The court heard that Delaney was due to get married to his partner of 17 years when he assaulted her after a night out on July 2 last year.

The court heard that the woman went to Swords Garda Station and reported that she had been headbutted twice and knocked unconscious by Delaney after an argument.

Gardaí noticed a large bruise on her forehead, the court heard.

Delaney was arrested shortly after 2 am but deemed unfit for questioning due to intoxication.
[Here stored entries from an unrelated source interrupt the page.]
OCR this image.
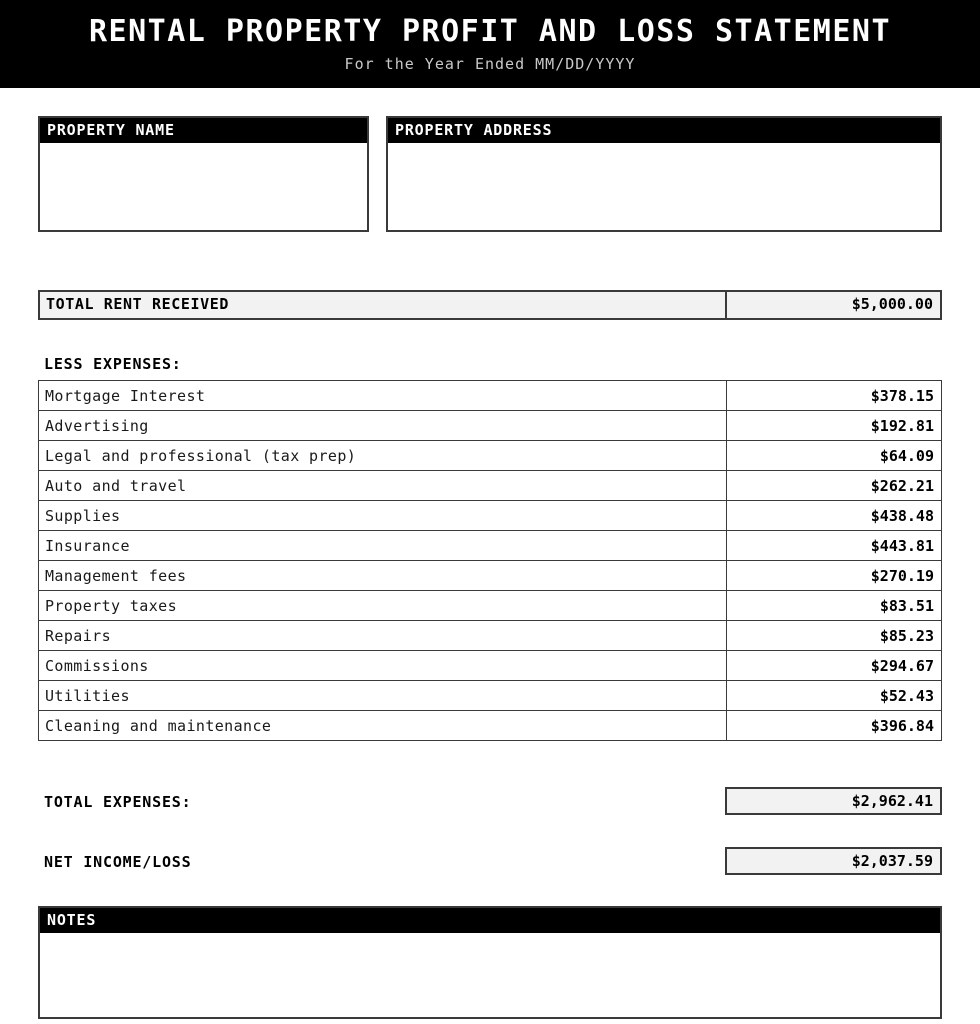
RENTAL PROPERTY PROFIT AND LOSS STATEMENT
For the Year Ended MM/DD/YYYY
PROPERTY NAME	PROPERTY ADDRESS
TOTAL RENT RECEIVED	$5,000.00
LESS EXPENSES:
Mortgage Interest	$378.15
Advertising	$192.81
Legal and professional (tax prep)	$64.09
Auto and travel	$262.21
Supplies	$438.48
Insurance	$443.81
Management fees	$270.19
Property taxes	$83.51
Repairs	$85.23
Commissions	$294.67
Utilities	$52.43
Cleaning and maintenance	$396.84
TOTAL EXPENSES:	$2,962.41
NET INCOME/LOSS	$2,037.59
NOTES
He said the reason for the argument was “jealousy”, adding: “I don’t be happy when she talks to fellas and vice versa.”

He admitted headbutting her on the forehead but said it wasn’t full force and denied that he had knocked her unconscious.

“She wasn’t out cold. I know her; she acts it up,” he said but agreed that she had been afraid of him.

The woman submitted a victim impact report, which was not read aloud, and the court heard the couple broke up after this offence.

Delaney has two daughters and a stepson with the woman.

The prosecuting garda agreed with counsel for the defence that Delaney was drinking heavily at the time and under stress due to the allegations that had been made by his sister.

Maurice Coffey SC, defending, noted the brevity of Ms Gardiner’s evidence and said Delaney had filled in a lot of the details.

He said Delaney was left incredibly bereft after his relationship ended with the woman whom he described as “the love of my life”.

Mr Coffey said his client got his first job working a paper round at the age of seven and then worked continually until his retirement from the army last summer.

Delaney joined the army in 1981 and went on his first trip to the Lebanon in 1982.

The court heard that Delaney was only in Lebanon a matter of hours when three of his colleagues were shot dead by another Irish soldier at a checkpoint near the Israeli border on October 27, 1982.

Mr Coffey said Delaney was one of the first on the scene of the murders and that it had been traumatic for him.

The court heard that Delaney was also briefly taken hostage while in the Lebanon, and suffered from PTSD.

Counsel said that Delaney did not come to garda attention for 40 years and suffered a heart attack in 2018.

Delaney has numerous health problems, the court heard, including diabetes, high blood pressure, and high cholesterol.

He is also being investigated in Beaumont Hospital in relation to Parkinsons’ Disease.

The court heard Delaney apologised to gardaí for indecently assaulting his sister and for assaulting his former partner and was embarrassed and ashamed about both offences.

Mr Coffey said the indecent assault was a “gross breach of trust” of his sister but pointed out that there was no allegation of violence or threats.